Il calciomercato estivo 2026 del Bologna si è chiuso con un bilancio economico positivo, ma non senza suscitare discussioni tra i tifosi. La società rossoblù ha dovuto fare i conti con la mancata qualificazione alle coppe europee, un fattore che ha influenzato significativamente le scelte di mercato. Tra cessioni di giocatori chiave e l’arrivo di nuovi talenti, il club ha cercato di bilanciare le esigenze tecniche con quelle finanziarie.
La sessione di mercato è stata caratterizzata da addii importanti, con tre big che hanno lasciato Casteldebole. Tra questi, Jonathan Rowe, passato all’Atalanta in una delle ultime operazioni della finestra estiva. La cessione di Rowe, insieme a quelle di Lucumí e Santiago Castro, ha portato nelle casse del Bologna un ingente bottino economico, ma ha anche lasciato un vuoto tecnico non facile da colmare.
Le cessioni che hanno fatto discutere
La partenza di Jonathan Rowe è stata senza dubbio la più dolorosa per i tifosi rossoblù. Il giocatore è stato ceduto all’Atalanta per una cifra complessiva di 40 milioni di euro, con un prestito iniziale di 5 milioni e un obbligo di riscatto di 30 milioni più 5 di bonus. Insieme a Rowe, hanno lasciato il club anche Lucumí, trasferitosi alla Juventus, e Santiago Castro, altro pezzo pregiato della squadra.
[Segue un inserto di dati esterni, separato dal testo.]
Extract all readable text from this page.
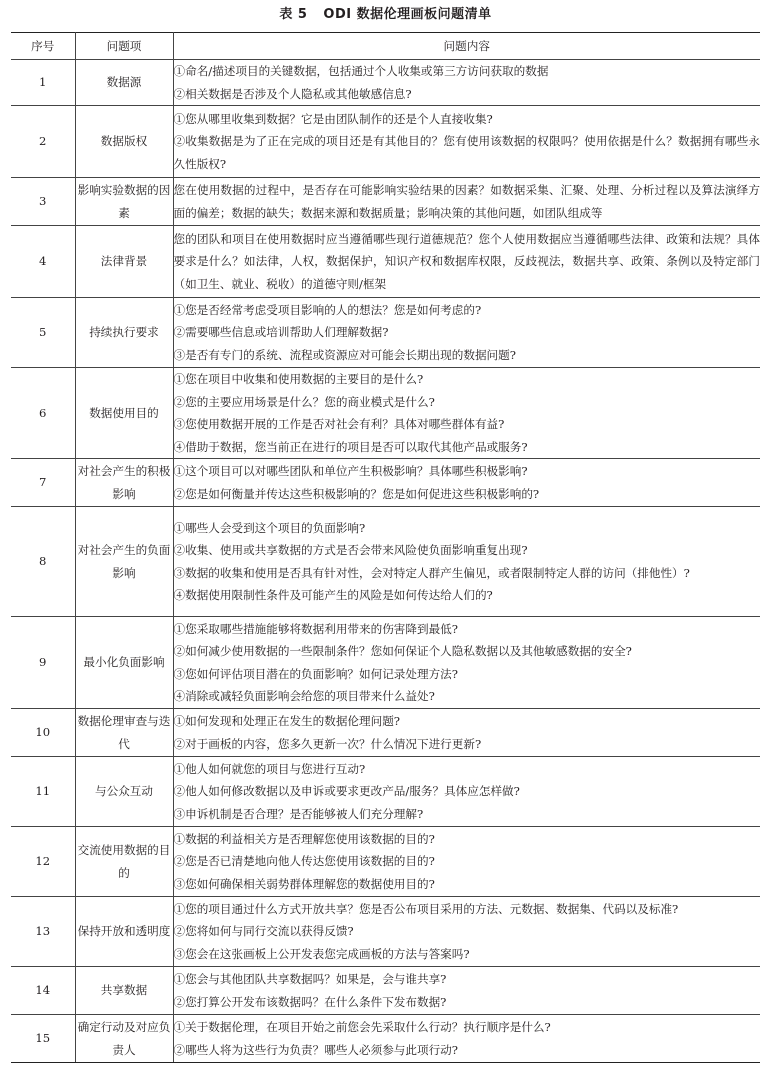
表 5 ODI 数据伦理画板问题清单
序号	问题项	问题内容
1	数据源	①命名/描述项目的关键数据，包括通过个人收集或第三方访问获取的数据
②相关数据是否涉及个人隐私或其他敏感信息?

2	数据版权	①您从哪里收集到数据？它是由团队制作的还是个人直接收集?
②收集数据是为了正在完成的项目还是有其他目的？您有使用该数据的权限吗？使用依据是什么？数据拥有哪些永久性版权?

3	影响实验数据的因素	您在使用数据的过程中，是否存在可能影响实验结果的因素？如数据采集、汇聚、处理、分析过程以及算法演绎方面的偏差；数据的缺失；数据来源和数据质量；影响决策的其他问题，如团队组成等

4	法律背景	您的团队和项目在使用数据时应当遵循哪些现行道德规范？您个人使用数据应当遵循哪些法律、政策和法规？具体要求是什么？如法律，人权，数据保护，知识产权和数据库权限，反歧视法，数据共享、政策、条例以及特定部门（如卫生、就业、税收）的道德守则/框架

5	持续执行要求	①您是否经常考虑受项目影响的人的想法？您是如何考虑的?
②需要哪些信息或培训帮助人们理解数据?
③是否有专门的系统、流程或资源应对可能会长期出现的数据问题?

6	数据使用目的	①您在项目中收集和使用数据的主要目的是什么?
②您的主要应用场景是什么？您的商业模式是什么?
③您使用数据开展的工作是否对社会有利？具体对哪些群体有益?
④借助于数据，您当前正在进行的项目是否可以取代其他产品或服务?

7	对社会产生的积极影响	①这个项目可以对哪些团队和单位产生积极影响？具体哪些积极影响?
②您是如何衡量并传达这些积极影响的？您是如何促进这些积极影响的?

8	对社会产生的负面影响	①哪些人会受到这个项目的负面影响?
②收集、使用或共享数据的方式是否会带来风险使负面影响重复出现?
③数据的收集和使用是否具有针对性，会对特定人群产生偏见，或者限制特定人群的访问（排他性）?
④数据使用限制性条件及可能产生的风险是如何传达给人们的?

9	最小化负面影响	①您采取哪些措施能够将数据利用带来的伤害降到最低?
②如何减少使用数据的一些限制条件？您如何保证个人隐私数据以及其他敏感数据的安全?
③您如何评估项目潜在的负面影响？如何记录处理方法?
④消除或减轻负面影响会给您的项目带来什么益处?

10	数据伦理审查与迭代	①如何发现和处理正在发生的数据伦理问题?
②对于画板的内容，您多久更新一次？什么情况下进行更新?

11	与公众互动	①他人如何就您的项目与您进行互动?
②他人如何修改数据以及申诉或要求更改产品/服务？具体应怎样做?
③申诉机制是否合理？是否能够被人们充分理解?

12	交流使用数据的目的	①数据的利益相关方是否理解您使用该数据的目的?
②您是否已清楚地向他人传达您使用该数据的目的?
③您如何确保相关弱势群体理解您的数据使用目的?

13	保持开放和透明度	①您的项目通过什么方式开放共享？您是否公布项目采用的方法、元数据、数据集、代码以及标准?
②您将如何与同行交流以获得反馈?
③您会在这张画板上公开发表您完成画板的方法与答案吗?

14	共享数据	①您会与其他团队共享数据吗？如果是，会与谁共享?
②您打算公开发布该数据吗？在什么条件下发布数据?

15	确定行动及对应负责人	①关于数据伦理，在项目开始之前您会先采取什么行动？执行顺序是什么?
②哪些人将为这些行为负责？哪些人必须参与此项行动?
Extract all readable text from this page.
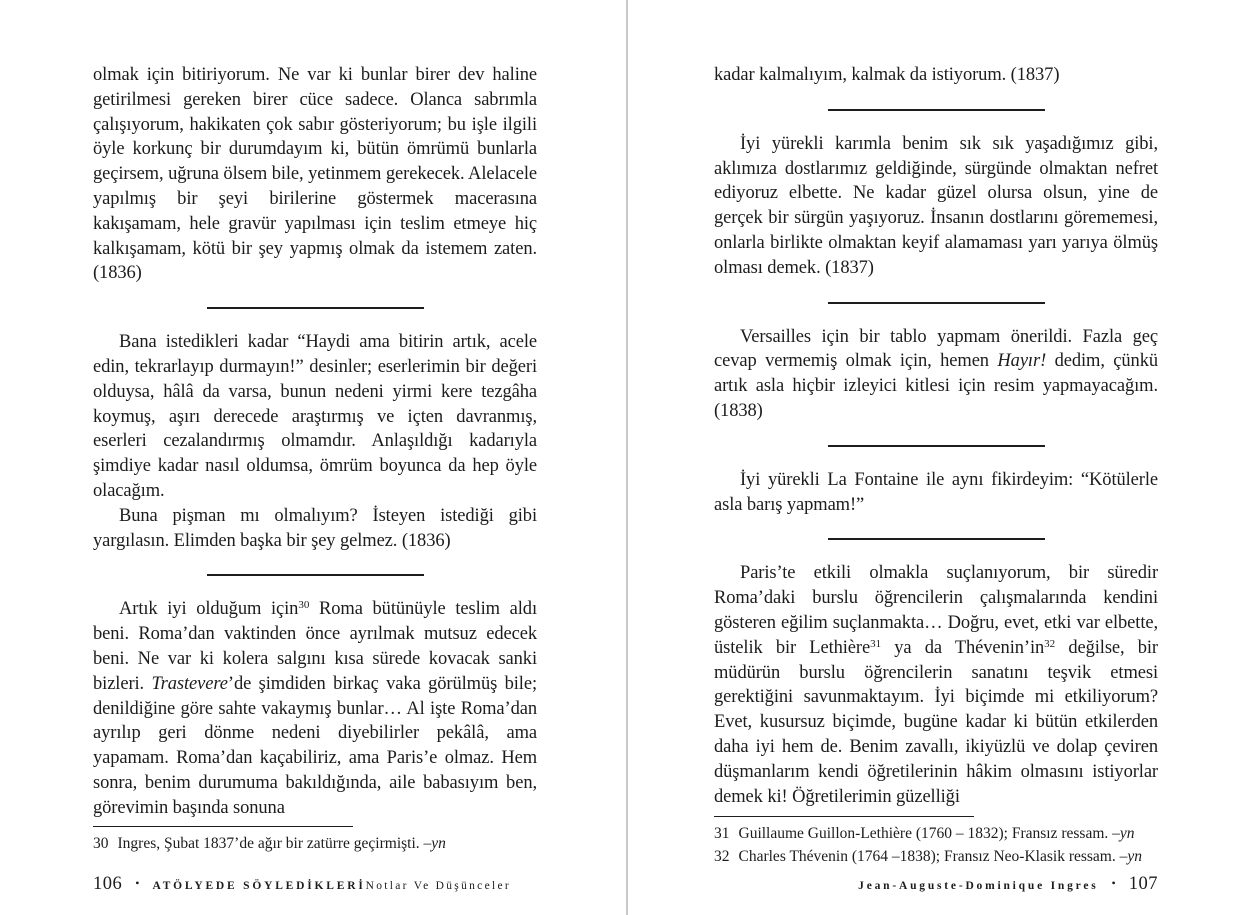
olmak için bitiriyorum. Ne var ki bunlar birer dev haline getirilmesi gereken birer cüce sadece. Olanca sabrımla çalışıyorum, hakikaten çok sabır gösteriyorum; bu işle ilgili öyle korkunç bir durumdayım ki, bütün ömrümü bunlarla geçirsem, uğruna ölsem bile, yetinmem gerekecek. Alelacele yapılmış bir şeyi birilerine göstermek macerasına kakışamam, hele gravür yapılması için teslim etmeye hiç kalkışamam, kötü bir şey yapmış olmak da istemem zaten. (1836)

Bana istedikleri kadar “Haydi ama bitirin artık, acele edin, tekrarlayıp durmayın!” desinler; eserlerimin bir değeri olduysa, hâlâ da varsa, bunun nedeni yirmi kere tezgâha koymuş, aşırı derecede araştırmış ve içten davranmış, eserleri cezalandırmış olmamdır. Anlaşıldığı kadarıyla şimdiye kadar nasıl oldumsa, ömrüm boyunca da hep öyle olacağım.

Buna pişman mı olmalıyım? İsteyen istediği gibi yargılasın. Elimden başka bir şey gelmez. (1836)

Artık iyi olduğum için$^{30}$ Roma bütünüyle teslim aldı beni. Roma’dan vaktinden önce ayrılmak mutsuz edecek beni. Ne var ki kolera salgını kısa sürede kovacak sanki bizleri. Trastevere’de şimdiden birkaç vaka görülmüş bile; denildiğine göre sahte vakaymış bunlar… Al işte Roma’dan ayrılıp geri dönme nedeni diyebilirler pekâlâ, ama yapamam. Roma’dan kaçabiliriz, ama Paris’e olmaz. Hem sonra, benim durumuma bakıldığında, aile babasıyım ben, görevimin başında sonuna

30 Ingres, Şubat 1837’de ağır bir zatürre geçirmişti. –yn
106 • ATÖLYEDE SÖYLEDİKLERİNotlar Ve Düşünceler

kadar kalmalıyım, kalmak da istiyorum. (1837)

İyi yürekli karımla benim sık sık yaşadığımız gibi, aklımıza dostlarımız geldiğinde, sürgünde olmaktan nefret ediyoruz elbette. Ne kadar güzel olursa olsun, yine de gerçek bir sürgün yaşıyoruz. İnsanın dostlarını görememesi, onlarla birlikte olmaktan keyif alamaması yarı yarıya ölmüş olması demek. (1837)

Versailles için bir tablo yapmam önerildi. Fazla geç cevap vermemiş olmak için, hemen Hayır! dedim, çünkü artık asla hiçbir izleyici kitlesi için resim yapmayacağım. (1838)

İyi yürekli La Fontaine ile aynı fikirdeyim: “Kötülerle asla barış yapmam!”

Paris’te etkili olmakla suçlanıyorum, bir süredir Roma’daki burslu öğrencilerin çalışmalarında kendini gösteren eğilim suçlanmakta… Doğru, evet, etki var elbette, üstelik bir Lethière$^{31}$ ya da $Thévenin’in^{32}$ değilse, bir müdürün burslu öğrencilerin sanatını teşvik etmesi gerektiğini savunmaktayım. İyi biçimde mi etkiliyorum? Evet, kusursuz biçimde, bugüne kadar ki bütün etkilerden daha iyi hem de. Benim zavallı, ikiyüzlü ve dolap çeviren düşmanlarım kendi öğretilerinin hâkim olmasını istiyorlar demek ki! Öğretilerimin güzelliği

31 Guillaume Guillon-Lethière (1760 – 1832); Fransız ressam. –yn
32 Charles Thévenin (1764 –1838); Fransız Neo-Klasik ressam. –yn
Jean-Auguste-Dominique Ingres • 107
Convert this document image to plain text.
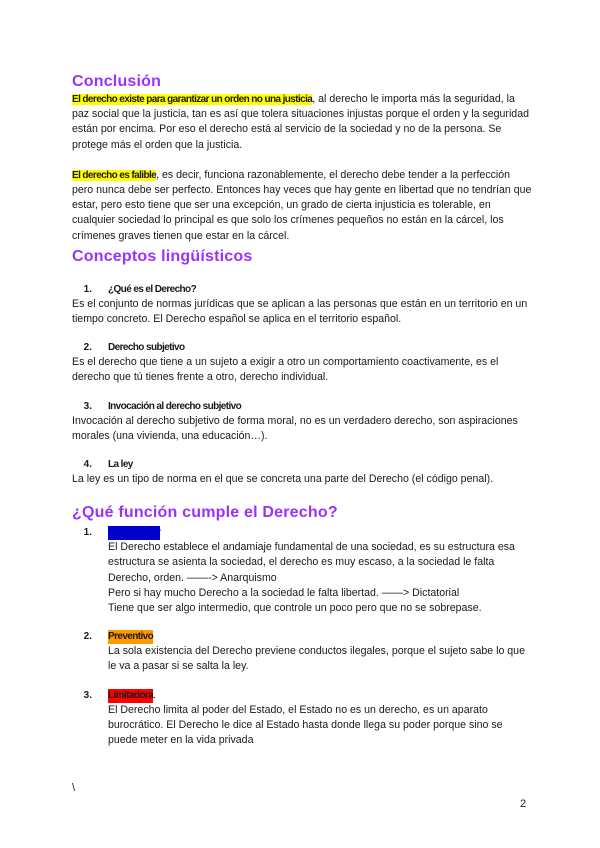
Conclusión

El derecho existe para garantizar un orden no una justicia, al derecho le importa más la seguridad, la paz social que la justicia, tan es así que tolera situaciones injustas porque el orden y la seguridad están por encima. Por eso el derecho está al servicio de la sociedad y no de la persona. Se protege más el orden que la justicia.

El derecho es falible, es decir, funciona razonablemente, el derecho debe tender a la perfección pero nunca debe ser perfecto. Entonces hay veces que hay gente en libertad que no tendrían que estar, pero esto tiene que ser una excepción, un grado de cierta injusticia es tolerable, en cualquier sociedad lo principal es que solo los crímenes pequeños no están en la cárcel, los crímenes graves tienen que estar en la cárcel.

Conceptos lingüísticos
1. ¿Qué es el Derecho?

Es el conjunto de normas jurídicas que se aplican a las personas que están en un territorio en un tiempo concreto. El Derecho español se aplica en el territorio español.

2. Derecho subjetivo

Es el derecho que tiene a un sujeto a exigir a otro un comportamiento coactivamente, es el derecho que tú tienes frente a otro, derecho individual.

3. Invocación al derecho subjetivo

Invocación al derecho subjetivo de forma moral, no es un verdadero derecho, son aspiraciones morales (una vivienda, una educación…).

4. La ley

La ley es un tipo de norma en el que se concreta una parte del Derecho (el código penal).

¿Qué función cumple el Derecho?
1. Organizador

El Derecho establece el andamiaje fundamental de una sociedad, es su estructura esa estructura se asienta la sociedad, el derecho es muy escaso, a la sociedad le falta Derecho, orden. ——-> Anarquismo

Pero si hay mucho Derecho a la sociedad le falta libertad. ——> Dictatorial

Tiene que ser algo intermedio, que controle un poco pero que no se sobrepase.

2. Preventivo

La sola existencia del Derecho previene conductos ilegales, porque el sujeto sabe lo que le va a pasar si se salta la ley.

3. Limitadora .

El Derecho limita al poder del Estado, el Estado no es un derecho, es un aparato burocrático. El Derecho le dice al Estado hasta donde llega su poder porque sino se puede meter en la vida privada

\
2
Non sono mancati altri addii significativi: Freuler, svincolato, non ha trovato un accordo per il rinnovo; Federico Ravaglia ha fatto le valigie per l’Inghilterra, mentre Thijs Dallinga è stato ceduto in prestito oneroso al Colonia. Benjamin Dominguez è finito in prestito al Sassuolo, e Mihalo Ilic ha trovato una nuova casa a Cesena. Niente da fare, invece, per Casale e Karlsson, tra gli esuberi con il contratto più pesante.
I nuovi volti del Bologna
Dall’altra parte della bilancia, il Bologna ha puntato su giovani prospetti e prestiti con opzione di riscatto. Tra gli acquisti più significativi, Mikel Amondarain, centrocampista argentino arrivato dall’Estudiantes per 10 milioni di euro, e Rahim Alhassande, sbarcato dal Real Oviedo. Il primo acquisto ufficiale dell’estate è stato Luigi Caccavo, punta del 2004 acquistata dal Lumezzane e poi girata in prestito alla Juve Stabia.
In attacco, i due innesti principali sono stati Artem Dovbyk, arrivato in prestito con diritto di riscatto dalla Roma, e Roberto Piccoli, preso in prestito dalla Fiorentina con obbligo di riscatto in caso di salvezza. Negli ultimi giorni di mercato, il Bologna ha piazzato altri due colpi: il ritorno di Arthur Theate e l’acquisto di Jay Enem dalla Stella Rossa. Infine, Samuel Mbangula, l’uomo chiamato a colmare il vuoto lasciato da Rowe, è stato preso in prestito oneroso dal Werder Brema.
Bilancio economico e prospettive future
La sessione estiva del Bologna ha fatto registrare un bilancio economico positivo, con un avanzo di circa 53,2 milioni di euro, che possono diventare 59,7 milioni con i bonus. Le cessioni hanno portato nelle casse del club una somma complessiva di 91,5 milioni di euro più 9,5 di bonus. Tra gli affari più redditizi, la cessione di Castro per 35 milioni più 5 di bonus, e quella di Rowe per 30 milioni più 5 di bonus.
Gli acquisti, invece, sono stati più contenuti, con un budget ridotto a causa della mancata qualificazione alle coppe europee. Il saldo tecnico è negativo, ma il club ha sistemato il bilancio attuale e anche quello del prossimo anno. Rowe e Piccoli, ad esempio, sono operazioni a titolo definitivo camuffate con prestito e obbligo di riscatto, una mossa che permette al Bologna di partire in attivo anche nel bilancio del 2027/28.
Nonostante le critiche, il Bologna ha dato subito un segnale positivo sul campo, contro l’Atalanta. L’idea di gioco di Tedesco c’è, ma servirà tempo per vedere i frutti di questa sessione di mercato. Intanto, la proprietà dovrà ricapitalizzare 10/12 milioni di euro, ma il piano economico-finanziario sembra essere ben strutturato.